Nora Preziosi : Je suis passionnée par les gens, c’est que qui me motive. Ces derniers mois, nous avons travaillé à remettre de l’humain dans notre fonctionnement. D’ailleurs, j’aimerais changer le nom de 13 Habitat, pour donner une dimension plus proche des gens, 13 Humainement peut-être …
Nous allons installer des antennes de proximité dans toutes nos cités, afin que les locataires n’aient pas à se déplacer à l’autre bout de Marseille pour voir un conseiller.
Enfin, nous avons lancé notre plan stratégique, qui est le plus ambitieux de France en nombre de logements. Il se chiffre à 4 milliards d’euros sur 18 ans pour réhabiliter 20 000 logements et vise la création de 400 logements par an à partir de 2026, voire le double si la volonté de l’Etat et des communes s’accorde.

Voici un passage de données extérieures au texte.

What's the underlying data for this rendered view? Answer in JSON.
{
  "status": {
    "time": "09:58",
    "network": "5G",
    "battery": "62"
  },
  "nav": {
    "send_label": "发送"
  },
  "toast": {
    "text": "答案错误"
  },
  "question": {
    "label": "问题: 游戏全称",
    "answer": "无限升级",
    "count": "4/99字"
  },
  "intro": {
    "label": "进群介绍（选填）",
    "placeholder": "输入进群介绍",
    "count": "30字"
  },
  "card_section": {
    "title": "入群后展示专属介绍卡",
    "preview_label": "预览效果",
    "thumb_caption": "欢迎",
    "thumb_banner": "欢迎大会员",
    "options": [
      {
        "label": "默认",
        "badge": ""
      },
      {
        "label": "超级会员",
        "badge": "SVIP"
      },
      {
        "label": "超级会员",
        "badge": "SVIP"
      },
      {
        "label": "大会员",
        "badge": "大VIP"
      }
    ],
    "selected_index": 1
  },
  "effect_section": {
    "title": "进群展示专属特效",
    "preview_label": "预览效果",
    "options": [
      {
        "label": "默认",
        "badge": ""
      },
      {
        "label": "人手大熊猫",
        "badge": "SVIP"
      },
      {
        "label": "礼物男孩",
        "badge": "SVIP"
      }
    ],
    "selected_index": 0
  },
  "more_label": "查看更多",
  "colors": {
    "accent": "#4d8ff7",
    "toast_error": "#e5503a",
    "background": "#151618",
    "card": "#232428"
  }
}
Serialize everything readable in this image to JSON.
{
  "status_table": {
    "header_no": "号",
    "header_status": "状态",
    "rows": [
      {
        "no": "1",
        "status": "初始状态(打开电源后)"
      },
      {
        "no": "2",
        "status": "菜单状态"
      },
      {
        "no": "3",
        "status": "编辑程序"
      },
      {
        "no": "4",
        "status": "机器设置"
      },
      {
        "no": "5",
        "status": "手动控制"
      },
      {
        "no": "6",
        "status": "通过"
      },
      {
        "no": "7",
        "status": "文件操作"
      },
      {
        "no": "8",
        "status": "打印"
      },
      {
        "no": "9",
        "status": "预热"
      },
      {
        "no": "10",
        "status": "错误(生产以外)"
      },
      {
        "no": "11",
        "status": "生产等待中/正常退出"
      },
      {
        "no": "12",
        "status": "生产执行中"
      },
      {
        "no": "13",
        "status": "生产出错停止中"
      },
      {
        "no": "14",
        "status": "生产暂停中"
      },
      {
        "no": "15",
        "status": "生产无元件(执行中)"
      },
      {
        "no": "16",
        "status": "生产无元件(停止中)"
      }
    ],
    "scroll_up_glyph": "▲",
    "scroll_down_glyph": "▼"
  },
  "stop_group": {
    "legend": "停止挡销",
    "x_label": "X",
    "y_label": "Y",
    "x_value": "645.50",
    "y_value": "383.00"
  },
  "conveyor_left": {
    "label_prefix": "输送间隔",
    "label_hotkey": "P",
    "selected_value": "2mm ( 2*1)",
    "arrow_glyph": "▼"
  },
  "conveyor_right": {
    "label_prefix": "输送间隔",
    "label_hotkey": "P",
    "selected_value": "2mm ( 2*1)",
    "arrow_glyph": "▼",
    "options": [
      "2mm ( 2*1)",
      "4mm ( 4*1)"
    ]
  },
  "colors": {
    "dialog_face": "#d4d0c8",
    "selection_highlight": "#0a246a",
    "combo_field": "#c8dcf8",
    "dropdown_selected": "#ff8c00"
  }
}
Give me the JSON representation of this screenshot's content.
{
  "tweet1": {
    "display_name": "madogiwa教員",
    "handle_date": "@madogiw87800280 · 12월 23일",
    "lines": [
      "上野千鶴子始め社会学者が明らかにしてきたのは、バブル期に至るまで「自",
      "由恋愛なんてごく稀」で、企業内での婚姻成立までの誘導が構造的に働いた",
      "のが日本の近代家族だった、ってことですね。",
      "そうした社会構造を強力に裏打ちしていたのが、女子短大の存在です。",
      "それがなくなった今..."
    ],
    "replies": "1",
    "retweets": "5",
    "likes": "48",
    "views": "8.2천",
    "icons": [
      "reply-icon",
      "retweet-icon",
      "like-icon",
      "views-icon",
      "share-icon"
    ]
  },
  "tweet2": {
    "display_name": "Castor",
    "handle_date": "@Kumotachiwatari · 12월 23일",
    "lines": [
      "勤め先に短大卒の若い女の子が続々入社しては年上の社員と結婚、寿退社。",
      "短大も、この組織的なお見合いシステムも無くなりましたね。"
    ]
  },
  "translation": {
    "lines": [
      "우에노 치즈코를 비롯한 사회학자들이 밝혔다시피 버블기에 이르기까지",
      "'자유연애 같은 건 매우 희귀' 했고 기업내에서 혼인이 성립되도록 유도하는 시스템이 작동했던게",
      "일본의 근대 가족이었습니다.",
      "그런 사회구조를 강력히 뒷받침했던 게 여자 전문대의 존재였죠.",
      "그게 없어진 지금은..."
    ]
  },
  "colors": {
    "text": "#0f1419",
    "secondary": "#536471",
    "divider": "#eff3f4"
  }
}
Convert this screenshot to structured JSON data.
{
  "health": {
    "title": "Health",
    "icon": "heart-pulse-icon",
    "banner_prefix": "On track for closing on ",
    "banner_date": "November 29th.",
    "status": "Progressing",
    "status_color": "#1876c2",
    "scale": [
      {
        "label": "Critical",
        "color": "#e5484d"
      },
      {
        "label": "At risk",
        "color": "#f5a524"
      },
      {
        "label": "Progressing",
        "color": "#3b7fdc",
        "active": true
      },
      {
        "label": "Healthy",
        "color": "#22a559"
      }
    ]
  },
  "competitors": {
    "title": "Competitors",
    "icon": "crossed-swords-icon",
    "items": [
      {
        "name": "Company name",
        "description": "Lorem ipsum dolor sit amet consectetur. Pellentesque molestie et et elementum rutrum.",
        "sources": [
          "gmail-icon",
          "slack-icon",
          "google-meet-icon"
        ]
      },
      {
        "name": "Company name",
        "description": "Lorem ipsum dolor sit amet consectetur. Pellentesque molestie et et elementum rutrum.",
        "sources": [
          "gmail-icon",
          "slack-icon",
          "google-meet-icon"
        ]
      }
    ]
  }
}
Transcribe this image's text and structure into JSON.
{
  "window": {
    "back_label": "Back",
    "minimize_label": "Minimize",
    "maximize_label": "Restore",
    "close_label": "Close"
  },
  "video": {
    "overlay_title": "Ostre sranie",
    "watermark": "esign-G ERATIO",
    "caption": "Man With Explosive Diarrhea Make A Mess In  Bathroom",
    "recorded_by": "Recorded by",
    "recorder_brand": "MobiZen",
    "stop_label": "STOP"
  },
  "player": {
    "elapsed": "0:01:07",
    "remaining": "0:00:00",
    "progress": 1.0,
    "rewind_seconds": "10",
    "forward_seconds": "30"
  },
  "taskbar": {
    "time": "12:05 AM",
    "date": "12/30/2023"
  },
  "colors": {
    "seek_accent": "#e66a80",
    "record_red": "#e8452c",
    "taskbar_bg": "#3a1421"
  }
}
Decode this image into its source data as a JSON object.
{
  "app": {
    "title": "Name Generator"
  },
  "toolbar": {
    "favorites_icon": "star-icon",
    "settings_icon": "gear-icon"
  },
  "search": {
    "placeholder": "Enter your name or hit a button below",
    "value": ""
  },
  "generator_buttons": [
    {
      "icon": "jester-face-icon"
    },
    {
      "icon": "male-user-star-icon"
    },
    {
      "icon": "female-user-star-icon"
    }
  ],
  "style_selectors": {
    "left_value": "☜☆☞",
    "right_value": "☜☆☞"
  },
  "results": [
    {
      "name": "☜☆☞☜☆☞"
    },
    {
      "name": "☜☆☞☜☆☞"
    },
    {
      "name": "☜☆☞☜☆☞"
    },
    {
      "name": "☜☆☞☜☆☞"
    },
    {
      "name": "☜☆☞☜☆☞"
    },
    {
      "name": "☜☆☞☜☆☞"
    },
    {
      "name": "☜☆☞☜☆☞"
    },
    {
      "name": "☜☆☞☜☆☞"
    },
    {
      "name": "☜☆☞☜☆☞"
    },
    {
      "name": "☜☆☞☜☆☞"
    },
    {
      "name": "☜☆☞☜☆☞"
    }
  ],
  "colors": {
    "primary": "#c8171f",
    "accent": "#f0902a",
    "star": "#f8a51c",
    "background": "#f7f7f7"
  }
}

Quand nous sommes arrivés, 13 Habitat s’était déconnecté du terrain. Aujourd’hui, on repart de l’avant. Nous allons internaliser notre centre de relation client, afin de s’assurer que les agents répondent mieux aux demandes des locataires et comprennent davantage leurs préoccupations. Nous allons miser sur le personnel de 13 Habitat et activer aussi le turnover des responsables d’agence pour un nouveau souffle.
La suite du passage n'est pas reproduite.